I was as shocked as anyone at Disgraceland’s initial success. I didn’t know what the hell I was doing. I recorded the podcast in my basement in a space so small, I couldn’t turn to my right or left without knocking things over. Four days after releasing it, it went to number seven on the Apple podcast charts.
Dutch ReBelle, founder of ReBelle Music
I graduated from college and was hustling doing hair and making mixes, and one day I went to do this guy’s locs at a house and there was an actual radio station there. During a commercial break, the host said, “I heard that you rap.” I dropped something and she was like, “Okay, you’re on in five.” Someone heard me and invited me to a showcase at the Dublin House in Dorchester, and that set off a sequence of me doing three shows a week for a month until I booked Suffolk University, then House of Blues, then Hard Rock.
To me, hip-hop is a culture. Boston hip-hop looks like everything—it looks like Newbury Street, it looks like Dorchester, it looks like Lawrence.
I almost moved to Atlanta from college because I had a cousin who lived down there. But I’m not going to be an artist that you only heard about once I moved from Boston. It’s a decision I still don’t regret.
Sneha Shrestha, a.k.a. “Imagine”
I’m a street artist fusing Nepali with American graffiti. The art scene in Nepal is very male-dominated, and the fact that I am a woman and have been able to make a name for myself internationally makes me a trailblazer. But it happened organically. I took risks and followed my inner voice.

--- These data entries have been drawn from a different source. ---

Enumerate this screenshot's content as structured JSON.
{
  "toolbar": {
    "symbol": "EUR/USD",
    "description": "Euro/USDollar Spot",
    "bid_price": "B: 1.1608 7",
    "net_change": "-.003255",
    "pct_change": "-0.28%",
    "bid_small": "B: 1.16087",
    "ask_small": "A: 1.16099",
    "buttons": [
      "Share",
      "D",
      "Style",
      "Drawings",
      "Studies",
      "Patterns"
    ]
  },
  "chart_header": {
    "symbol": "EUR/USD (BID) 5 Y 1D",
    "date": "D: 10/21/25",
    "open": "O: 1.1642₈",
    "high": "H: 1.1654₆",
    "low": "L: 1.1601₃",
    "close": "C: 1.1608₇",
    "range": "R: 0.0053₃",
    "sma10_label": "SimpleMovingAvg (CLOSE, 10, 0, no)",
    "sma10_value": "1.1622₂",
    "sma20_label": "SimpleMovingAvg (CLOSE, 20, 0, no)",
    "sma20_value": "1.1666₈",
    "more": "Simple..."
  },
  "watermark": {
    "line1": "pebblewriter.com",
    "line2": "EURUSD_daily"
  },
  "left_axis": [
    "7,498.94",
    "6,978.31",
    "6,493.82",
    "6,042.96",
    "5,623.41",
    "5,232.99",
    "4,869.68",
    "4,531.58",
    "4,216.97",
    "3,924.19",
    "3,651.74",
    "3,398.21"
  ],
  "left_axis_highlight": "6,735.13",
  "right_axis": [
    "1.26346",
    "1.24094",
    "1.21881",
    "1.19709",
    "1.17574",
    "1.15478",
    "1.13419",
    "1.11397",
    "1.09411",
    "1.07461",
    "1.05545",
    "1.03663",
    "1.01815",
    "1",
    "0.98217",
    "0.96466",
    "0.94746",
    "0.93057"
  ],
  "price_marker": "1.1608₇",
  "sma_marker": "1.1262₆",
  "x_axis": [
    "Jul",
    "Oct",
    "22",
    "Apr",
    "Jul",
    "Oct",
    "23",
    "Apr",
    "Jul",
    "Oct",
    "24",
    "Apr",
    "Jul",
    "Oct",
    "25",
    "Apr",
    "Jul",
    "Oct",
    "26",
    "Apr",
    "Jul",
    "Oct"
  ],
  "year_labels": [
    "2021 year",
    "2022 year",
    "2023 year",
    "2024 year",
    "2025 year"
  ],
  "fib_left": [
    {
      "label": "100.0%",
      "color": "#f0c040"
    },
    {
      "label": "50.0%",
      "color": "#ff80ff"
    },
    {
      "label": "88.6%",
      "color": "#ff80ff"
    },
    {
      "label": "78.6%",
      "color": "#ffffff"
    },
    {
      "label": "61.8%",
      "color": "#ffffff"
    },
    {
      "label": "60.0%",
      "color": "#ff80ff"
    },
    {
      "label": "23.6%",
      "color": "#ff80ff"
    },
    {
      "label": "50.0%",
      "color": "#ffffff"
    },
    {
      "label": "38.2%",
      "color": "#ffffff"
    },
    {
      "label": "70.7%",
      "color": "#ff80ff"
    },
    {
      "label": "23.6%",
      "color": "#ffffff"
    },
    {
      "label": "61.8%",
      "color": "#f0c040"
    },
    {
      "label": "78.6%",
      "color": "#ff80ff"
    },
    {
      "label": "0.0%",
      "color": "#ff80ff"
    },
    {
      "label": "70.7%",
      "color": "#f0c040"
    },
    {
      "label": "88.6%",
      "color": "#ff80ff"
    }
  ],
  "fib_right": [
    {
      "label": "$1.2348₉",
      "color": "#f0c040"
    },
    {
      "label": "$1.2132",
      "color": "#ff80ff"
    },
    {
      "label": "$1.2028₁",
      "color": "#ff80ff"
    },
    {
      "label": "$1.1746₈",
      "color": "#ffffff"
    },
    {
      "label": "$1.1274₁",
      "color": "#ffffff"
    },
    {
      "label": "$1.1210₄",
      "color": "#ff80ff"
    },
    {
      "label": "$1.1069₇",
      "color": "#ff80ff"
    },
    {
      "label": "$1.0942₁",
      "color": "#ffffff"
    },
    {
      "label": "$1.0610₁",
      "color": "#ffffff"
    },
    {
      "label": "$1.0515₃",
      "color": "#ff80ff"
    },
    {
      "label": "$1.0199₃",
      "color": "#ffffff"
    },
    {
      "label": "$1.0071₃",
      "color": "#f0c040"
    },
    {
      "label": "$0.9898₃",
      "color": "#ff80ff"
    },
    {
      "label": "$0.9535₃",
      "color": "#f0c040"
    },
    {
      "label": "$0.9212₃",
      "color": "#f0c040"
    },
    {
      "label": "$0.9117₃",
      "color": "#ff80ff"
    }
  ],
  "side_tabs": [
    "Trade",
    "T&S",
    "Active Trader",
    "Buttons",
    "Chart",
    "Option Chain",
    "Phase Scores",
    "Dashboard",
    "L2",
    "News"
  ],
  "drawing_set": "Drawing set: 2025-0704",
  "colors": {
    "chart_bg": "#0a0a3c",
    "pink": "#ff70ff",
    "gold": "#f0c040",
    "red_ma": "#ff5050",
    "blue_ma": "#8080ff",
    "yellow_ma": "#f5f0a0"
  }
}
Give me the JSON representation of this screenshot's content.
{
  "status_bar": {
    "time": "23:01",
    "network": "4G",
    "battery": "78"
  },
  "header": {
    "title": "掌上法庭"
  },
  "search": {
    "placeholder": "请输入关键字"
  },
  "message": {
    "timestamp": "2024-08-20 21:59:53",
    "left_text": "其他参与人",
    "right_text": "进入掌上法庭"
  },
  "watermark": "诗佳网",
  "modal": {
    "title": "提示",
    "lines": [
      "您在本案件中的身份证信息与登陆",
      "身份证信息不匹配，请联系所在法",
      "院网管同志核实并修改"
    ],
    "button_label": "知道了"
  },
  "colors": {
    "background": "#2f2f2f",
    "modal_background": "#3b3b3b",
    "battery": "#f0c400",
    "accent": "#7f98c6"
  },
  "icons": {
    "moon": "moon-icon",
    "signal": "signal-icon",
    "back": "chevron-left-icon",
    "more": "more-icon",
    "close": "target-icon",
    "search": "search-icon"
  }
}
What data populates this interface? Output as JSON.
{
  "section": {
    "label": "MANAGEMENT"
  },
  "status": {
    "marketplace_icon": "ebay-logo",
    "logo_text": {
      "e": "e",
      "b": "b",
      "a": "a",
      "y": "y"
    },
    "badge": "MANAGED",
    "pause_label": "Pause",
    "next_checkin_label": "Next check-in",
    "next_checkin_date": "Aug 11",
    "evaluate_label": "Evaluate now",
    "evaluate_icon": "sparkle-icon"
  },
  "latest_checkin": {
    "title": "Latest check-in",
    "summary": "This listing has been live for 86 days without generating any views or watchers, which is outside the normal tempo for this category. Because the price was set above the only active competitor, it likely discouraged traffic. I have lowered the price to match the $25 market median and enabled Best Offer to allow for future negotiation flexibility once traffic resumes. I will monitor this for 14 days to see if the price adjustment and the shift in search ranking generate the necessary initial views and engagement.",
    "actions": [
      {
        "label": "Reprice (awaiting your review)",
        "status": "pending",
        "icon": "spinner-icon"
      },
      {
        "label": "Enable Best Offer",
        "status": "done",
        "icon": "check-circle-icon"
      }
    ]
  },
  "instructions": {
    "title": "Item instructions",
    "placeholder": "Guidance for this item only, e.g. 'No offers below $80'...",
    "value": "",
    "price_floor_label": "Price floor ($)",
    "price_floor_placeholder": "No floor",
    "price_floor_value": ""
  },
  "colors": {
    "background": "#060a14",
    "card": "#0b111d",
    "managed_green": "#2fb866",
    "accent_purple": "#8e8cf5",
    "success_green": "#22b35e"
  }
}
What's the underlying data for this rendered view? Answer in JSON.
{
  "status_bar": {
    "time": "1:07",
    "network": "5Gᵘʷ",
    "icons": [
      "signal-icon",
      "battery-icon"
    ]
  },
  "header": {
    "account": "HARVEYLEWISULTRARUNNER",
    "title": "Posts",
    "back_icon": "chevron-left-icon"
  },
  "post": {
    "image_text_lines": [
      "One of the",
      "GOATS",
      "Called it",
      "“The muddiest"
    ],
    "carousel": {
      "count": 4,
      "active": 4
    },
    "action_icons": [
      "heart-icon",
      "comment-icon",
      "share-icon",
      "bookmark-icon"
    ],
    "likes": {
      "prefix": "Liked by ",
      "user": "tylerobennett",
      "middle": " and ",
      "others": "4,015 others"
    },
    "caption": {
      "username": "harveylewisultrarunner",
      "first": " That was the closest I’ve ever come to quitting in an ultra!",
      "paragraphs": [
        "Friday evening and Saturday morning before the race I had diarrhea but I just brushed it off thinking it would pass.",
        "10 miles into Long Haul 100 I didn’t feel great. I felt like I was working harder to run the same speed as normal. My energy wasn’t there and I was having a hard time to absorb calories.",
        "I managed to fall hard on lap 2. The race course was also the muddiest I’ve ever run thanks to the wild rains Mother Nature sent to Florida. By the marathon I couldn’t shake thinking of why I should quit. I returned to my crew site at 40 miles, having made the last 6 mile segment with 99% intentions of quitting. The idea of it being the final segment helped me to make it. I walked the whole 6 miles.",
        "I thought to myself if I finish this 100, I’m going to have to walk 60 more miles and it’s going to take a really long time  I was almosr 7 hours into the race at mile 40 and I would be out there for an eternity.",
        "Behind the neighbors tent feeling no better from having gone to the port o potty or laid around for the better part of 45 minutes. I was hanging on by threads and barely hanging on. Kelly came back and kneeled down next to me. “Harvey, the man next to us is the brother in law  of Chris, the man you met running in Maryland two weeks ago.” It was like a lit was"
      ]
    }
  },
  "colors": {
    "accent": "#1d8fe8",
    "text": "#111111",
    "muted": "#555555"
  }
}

I was introduced to graffiti through Rob Gibbs, a cofounder of Artists for Humanity and my former boss, and my mind was blown. I found an art form made solely of words amazing. I tried it [in English] and was okay, but I was missing my voice. When I started to write in my native language, there was no looking back.
My current MFA exhibit is something I’m so excited about. It’s called Mindful Mandalas, and it’s a giant mural I painted based on work I did with more than 100 children from the museum’s Community Arts Initiative about what peace looks like to them.